Looks good but fix the grd cable! doesnt look good going over the intake hose! How much was the batt? CCA?


----------



## XtremeRevolution (Jan 19, 2012)

Awesome! What car was a battery like that supposed to be an OEM replacement for?


----------



## brian v (Dec 25, 2011)

XS Power | Real Power, Unreal Performance


----------



## Nemesis719 (Jun 8, 2013)

465$ holy lord.....what's the benefit? 

Sent from AutoGuide.com Free App


----------



## Nemesis719 (Jun 8, 2013)

Do we have a higher amperage alternator yet available?

Sent from AutoGuide.com Free App


----------



## trevor_geiger (Nov 29, 2012)

Wow that's nice to see that fit makes me happy I have an xs d4700 waiting to go under my hood.


----------



## Gnfanatic (Oct 2, 2013)

$465 and Made in China? I am lost for words.


----------



## hificruzer226 (Mar 27, 2013)

Darkrider  Just curious why you purchased the masconi amp but bought a rockford 360 processor? Did you notice while tuning with the 360 the software kept crashing?


----------



## louierocko (Mar 26, 2013)

The D4700 is a direct fit replacement. I have a D4800 as well. The D4900 might fit but I have not measured the battery tray yet. The link below shows the dimensions of all 3.

Sonic Electronix - Compare Products[]=66624&product_id[]=66623&product_id[]=66603


----------



## Darkrider (Jan 21, 2014)

Sorry that it's been a while since I've been around.



Gnfanatic said:


> Looks good but fix the grd cable! doesnt look good going over the intake hose! How much was the batt? CCA?


It's not putting any pressure on any of the hoses or the intake and I don't plan on ever "showing" this car. My Camaro handles that duty 



> Nemesis719 said:
> 
> 
> > 465$ holy lord.....what's the benefit?
> ...


I got it for $280 shipped, from Amazon.
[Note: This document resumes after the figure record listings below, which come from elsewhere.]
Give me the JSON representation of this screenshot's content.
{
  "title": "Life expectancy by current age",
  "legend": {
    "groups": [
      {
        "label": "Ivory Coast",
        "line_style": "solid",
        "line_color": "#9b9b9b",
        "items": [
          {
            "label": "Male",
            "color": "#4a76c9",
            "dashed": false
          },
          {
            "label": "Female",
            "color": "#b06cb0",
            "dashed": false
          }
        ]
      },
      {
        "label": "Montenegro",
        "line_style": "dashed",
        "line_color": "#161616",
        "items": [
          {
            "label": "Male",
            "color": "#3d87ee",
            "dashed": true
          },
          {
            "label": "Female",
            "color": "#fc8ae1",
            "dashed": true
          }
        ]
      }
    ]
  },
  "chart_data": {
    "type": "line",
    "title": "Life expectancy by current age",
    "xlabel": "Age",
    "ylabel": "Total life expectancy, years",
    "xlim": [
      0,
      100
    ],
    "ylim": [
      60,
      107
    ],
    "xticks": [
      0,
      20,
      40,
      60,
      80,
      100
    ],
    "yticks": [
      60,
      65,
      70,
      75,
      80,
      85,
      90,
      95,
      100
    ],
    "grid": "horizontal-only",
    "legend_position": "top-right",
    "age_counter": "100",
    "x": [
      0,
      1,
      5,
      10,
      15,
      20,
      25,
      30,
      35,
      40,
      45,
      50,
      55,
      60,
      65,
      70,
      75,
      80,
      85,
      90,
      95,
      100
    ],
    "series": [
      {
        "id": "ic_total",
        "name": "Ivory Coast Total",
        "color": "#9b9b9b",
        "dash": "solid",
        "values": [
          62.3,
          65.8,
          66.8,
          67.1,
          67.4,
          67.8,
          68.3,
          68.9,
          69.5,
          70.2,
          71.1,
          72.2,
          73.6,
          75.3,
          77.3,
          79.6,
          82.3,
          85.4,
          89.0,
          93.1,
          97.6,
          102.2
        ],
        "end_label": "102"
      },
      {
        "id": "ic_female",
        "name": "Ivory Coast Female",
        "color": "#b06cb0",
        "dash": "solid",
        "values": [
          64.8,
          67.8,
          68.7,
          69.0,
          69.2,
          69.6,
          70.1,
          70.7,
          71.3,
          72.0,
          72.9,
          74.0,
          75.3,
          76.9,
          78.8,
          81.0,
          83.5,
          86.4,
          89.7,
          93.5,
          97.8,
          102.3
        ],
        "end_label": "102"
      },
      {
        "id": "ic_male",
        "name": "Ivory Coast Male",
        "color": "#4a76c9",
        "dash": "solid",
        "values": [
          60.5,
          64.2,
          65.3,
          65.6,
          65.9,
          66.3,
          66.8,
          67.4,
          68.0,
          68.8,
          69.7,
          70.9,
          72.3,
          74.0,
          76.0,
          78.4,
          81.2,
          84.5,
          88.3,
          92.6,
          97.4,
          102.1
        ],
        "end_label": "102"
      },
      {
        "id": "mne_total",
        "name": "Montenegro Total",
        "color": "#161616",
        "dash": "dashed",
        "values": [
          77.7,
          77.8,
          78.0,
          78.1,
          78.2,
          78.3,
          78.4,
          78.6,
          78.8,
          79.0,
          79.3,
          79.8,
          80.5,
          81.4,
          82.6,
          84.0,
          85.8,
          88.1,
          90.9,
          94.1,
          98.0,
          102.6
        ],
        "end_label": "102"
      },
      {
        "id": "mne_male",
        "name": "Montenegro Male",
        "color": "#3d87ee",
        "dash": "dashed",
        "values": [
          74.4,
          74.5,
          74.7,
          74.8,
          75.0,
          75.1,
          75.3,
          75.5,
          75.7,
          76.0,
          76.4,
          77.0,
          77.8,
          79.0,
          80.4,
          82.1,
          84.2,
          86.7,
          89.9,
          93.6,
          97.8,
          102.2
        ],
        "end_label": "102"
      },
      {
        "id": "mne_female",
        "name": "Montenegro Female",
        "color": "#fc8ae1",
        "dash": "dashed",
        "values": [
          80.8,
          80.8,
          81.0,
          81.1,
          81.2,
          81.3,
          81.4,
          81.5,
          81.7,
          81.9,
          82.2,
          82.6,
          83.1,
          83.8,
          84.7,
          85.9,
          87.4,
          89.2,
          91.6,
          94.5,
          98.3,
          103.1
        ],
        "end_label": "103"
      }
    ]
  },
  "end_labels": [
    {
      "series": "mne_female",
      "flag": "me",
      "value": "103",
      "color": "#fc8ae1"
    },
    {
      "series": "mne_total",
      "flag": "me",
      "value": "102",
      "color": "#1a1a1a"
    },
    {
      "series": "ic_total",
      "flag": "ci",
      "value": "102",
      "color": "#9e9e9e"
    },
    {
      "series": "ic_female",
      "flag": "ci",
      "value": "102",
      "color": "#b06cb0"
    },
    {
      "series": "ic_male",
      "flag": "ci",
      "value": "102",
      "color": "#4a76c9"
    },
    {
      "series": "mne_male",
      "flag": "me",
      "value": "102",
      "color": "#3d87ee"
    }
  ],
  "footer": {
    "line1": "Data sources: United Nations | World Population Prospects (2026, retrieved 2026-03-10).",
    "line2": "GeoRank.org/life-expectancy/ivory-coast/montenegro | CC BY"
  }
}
With all the parts already in this car made in China (and France, and Japan, and Italy) I just think of it as a world-car.



hificruzer226 said:


> Darkrider  Just curious why you purchased the masconi amp but bought a rockford 360 processor? Did you notice while tuning with the 360 the software kept crashing?


I already had the 3Sixty.3 (had it since late 2012 actually). I have not had any issues with the software while tuning. I have the latest version, latest firmware, and I use a pretty powerful laptop (Toshiba Satellite L855-S5171) while tuning. I love the 3Sixty.3 - with the remote "Punch Bass" it is the perfect DSP for me.


----------